А оставшихся двоих я знаю.
Первый – не кто иной, как Терех. Тот самый. Это он меня в Зоне спас, чуть не пристрелив по дороге. Недобрый мужик, но мозговитый.
А второй сидит за начальственным столом и глядит на меня с любопытством. Еще бы, это ведь я его научил взбадривать водку легким экстрактом «зуды». Один в его группе, правда, переборщил с дозой и, засосав стакан, ржал потом два часа без остановки, до кровавого поноса. Правда, я же ему помог отбить у мародеров трех лаборантов, а потом еще и показал место, где регулярно водится «Звезда Полынь»… Теперь он, ребята, ждет от меня новых аттракционов. Интересно, если на ушах ему сплясать – оценит?
Улыбается.
Подхожу, даю краба.
– Привет, Гаврил, – говорю.
– Привет, Тим. Есть у меня для тебя один сюрприз…

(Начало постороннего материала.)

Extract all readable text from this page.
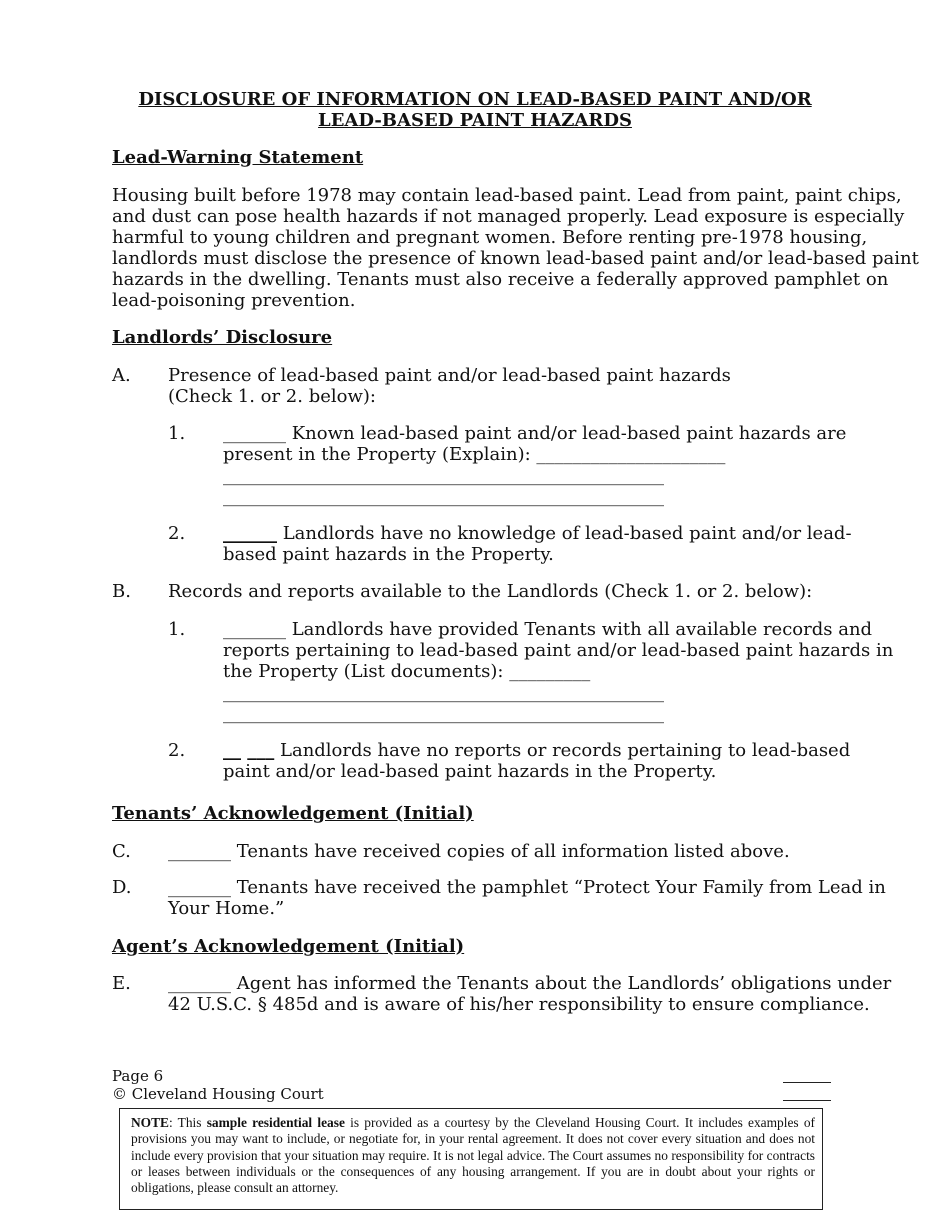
DISCLOSURE OF INFORMATION ON LEAD-BASED PAINT AND/OR
LEAD-BASED PAINT HAZARDS
Lead-Warning Statement
Housing built before 1978 may contain lead-based paint. Lead from paint, paint chips,
and dust can pose health hazards if not managed properly. Lead exposure is especially
harmful to young children and pregnant women. Before renting pre-1978 housing,
landlords must disclose the presence of known lead-based paint and/or lead-based paint
hazards in the dwelling. Tenants must also receive a federally approved pamphlet on
lead-poisoning prevention.
Landlords’ Disclosure
A. Presence of lead-based paint and/or lead-based paint hazards
(Check 1. or 2. below):
1. _______ Known lead-based paint and/or lead-based paint hazards are
present in the Property (Explain): _____________________
_________________________________________________
_________________________________________________
2. ______ Landlords have no knowledge of lead-based paint and/or lead-
based paint hazards in the Property.
B. Records and reports available to the Landlords (Check 1. or 2. below):
1. _______ Landlords have provided Tenants with all available records and
reports pertaining to lead-based paint and/or lead-based paint hazards in
the Property (List documents): _________
_________________________________________________
_________________________________________________
2. __ ___ Landlords have no reports or records pertaining to lead-based
paint and/or lead-based paint hazards in the Property.
Tenants’ Acknowledgement (Initial)
C. _______ Tenants have received copies of all information listed above.
D. _______ Tenants have received the pamphlet “Protect Your Family from Lead in
Your Home.”
Agent’s Acknowledgement (Initial)
E. _______ Agent has informed the Tenants about the Landlords’ obligations under
42 U.S.C. § 485d and is aware of his/her responsibility to ensure compliance.
Page 6
© Cleveland Housing Court
NOTE: This sample residential lease is provided as a courtesy by the Cleveland Housing Court. It includes examples of provisions you may want to include, or negotiate for, in your rental agreement. It does not cover every situation and does not include every provision that your situation may require. It is not legal advice. The Court assumes no responsibility for contracts or leases between individuals or the consequences of any housing arrangement. If you are in doubt about your rights or obligations, please consult an attorney.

– Гавриил, если уж на то пошло! – суховато поправляет меня Терех.
– Да как меня только там не звали, – дружелюбно отвечают за меня. – И Гавриил, и Гаврил, и даже Гаврила, хотя на самом деле я Виктор Николаевич.
И сквозь его улыбку явственно проступает знак: разок при всех вот так поименовать его можно, но больше не надо. Из уважения к чину.

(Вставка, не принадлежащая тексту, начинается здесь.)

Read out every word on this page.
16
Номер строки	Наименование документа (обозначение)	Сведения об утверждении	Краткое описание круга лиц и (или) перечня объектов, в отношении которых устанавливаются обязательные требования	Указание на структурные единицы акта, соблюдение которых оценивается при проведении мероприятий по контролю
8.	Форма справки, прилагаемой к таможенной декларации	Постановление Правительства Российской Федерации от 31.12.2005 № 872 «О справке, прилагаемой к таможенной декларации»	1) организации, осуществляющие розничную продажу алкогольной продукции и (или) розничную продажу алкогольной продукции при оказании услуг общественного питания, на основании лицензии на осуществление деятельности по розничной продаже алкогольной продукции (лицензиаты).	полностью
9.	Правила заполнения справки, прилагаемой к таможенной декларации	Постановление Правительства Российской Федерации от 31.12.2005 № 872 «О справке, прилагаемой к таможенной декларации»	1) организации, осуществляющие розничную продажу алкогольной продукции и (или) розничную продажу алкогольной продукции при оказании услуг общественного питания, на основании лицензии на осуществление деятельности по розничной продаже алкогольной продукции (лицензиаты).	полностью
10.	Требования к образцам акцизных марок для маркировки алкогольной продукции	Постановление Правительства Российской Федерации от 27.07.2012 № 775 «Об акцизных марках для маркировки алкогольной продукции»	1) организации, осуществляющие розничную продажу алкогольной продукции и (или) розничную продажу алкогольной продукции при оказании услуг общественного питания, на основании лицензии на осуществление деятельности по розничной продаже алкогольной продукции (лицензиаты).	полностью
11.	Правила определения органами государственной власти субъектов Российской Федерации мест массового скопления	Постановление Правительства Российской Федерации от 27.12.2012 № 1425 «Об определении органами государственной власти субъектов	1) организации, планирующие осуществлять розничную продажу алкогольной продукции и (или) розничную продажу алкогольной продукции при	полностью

Ладно, посмотрим, можно ли неприлюдно…
Этот самый Гавриил-Гаврил, он же Виктор Николаевич Яковлев, в Зоне считается большим авторитетом среди научников. Вровень с Михайловым. Вне Зоны он выше Михайлова – целый академик РАН. Это он, кстати, нашел способ безопасной транспортировки «ведьминого студня» в энергетической ловушке. Низкий поклон человеку, многих от смерти спас.
Здесь он за главного – и хорошо, наверное. Дельный человек.
За столом он возвышается словно айсберг над морем. Бугай еще тот – косая сажень в плечах! Бас дьяконский: принимается петь, так стекла в рамах трескаются. При мне два раза принимался, но сейчас, трезвый, – не станет. Живого веса в нем хватит на двоих среднего размера мужиков. Говорят, в Зоне дрался с Бочкой – полутороцентнерной сталкершей неистового нрава и большой специалисткой по дзюдо. Главари бандитских шаек боялись ее. Встреча с Яковлевым стала для нее приятной неожиданностью: девичий обморок, в просторечии зовомый нокаутом, сделал из мрачной эринии пластовый мармелад.
Терех морщится. Худой смотрит на меня с интересом: что за фрукт? Михайлов вперяет мрачный взор, мол, не вовремя выпендрился, дорогой заместитель. Военные глядят неотрывно: наглый дурак или хитрый выдвиженец Яковлева? И куда теперь качнется расклад сил в ЦАЯ? Не беспокойтесь, барбосы, на ваши мозговые косточки я не покушант.
Яковлев представил Михайлова как светило, доктора, профессора и еще как аутсорсера, который будет теперь работать с ЦАЯ, а меня – как… как… ценного сталкера… и…
– Тимофей Дмитриевич является моим заместителем и полевую работу совмещает с академической наукой, в коей преуспел, – закончил за него Михайлов.
Барбосы воспрянули духом. Михайлов – это им понятно: крупный человек, но не в системе, а сбоку-припеку, на подхвате. Не влияет на расклады. А молодой… просто дерзкая борзота, реального веса нет, даже степень не прозвучала, а значит – из неостепененных, совсем уж вошь. Даже как эксперт, и то – неполноценный.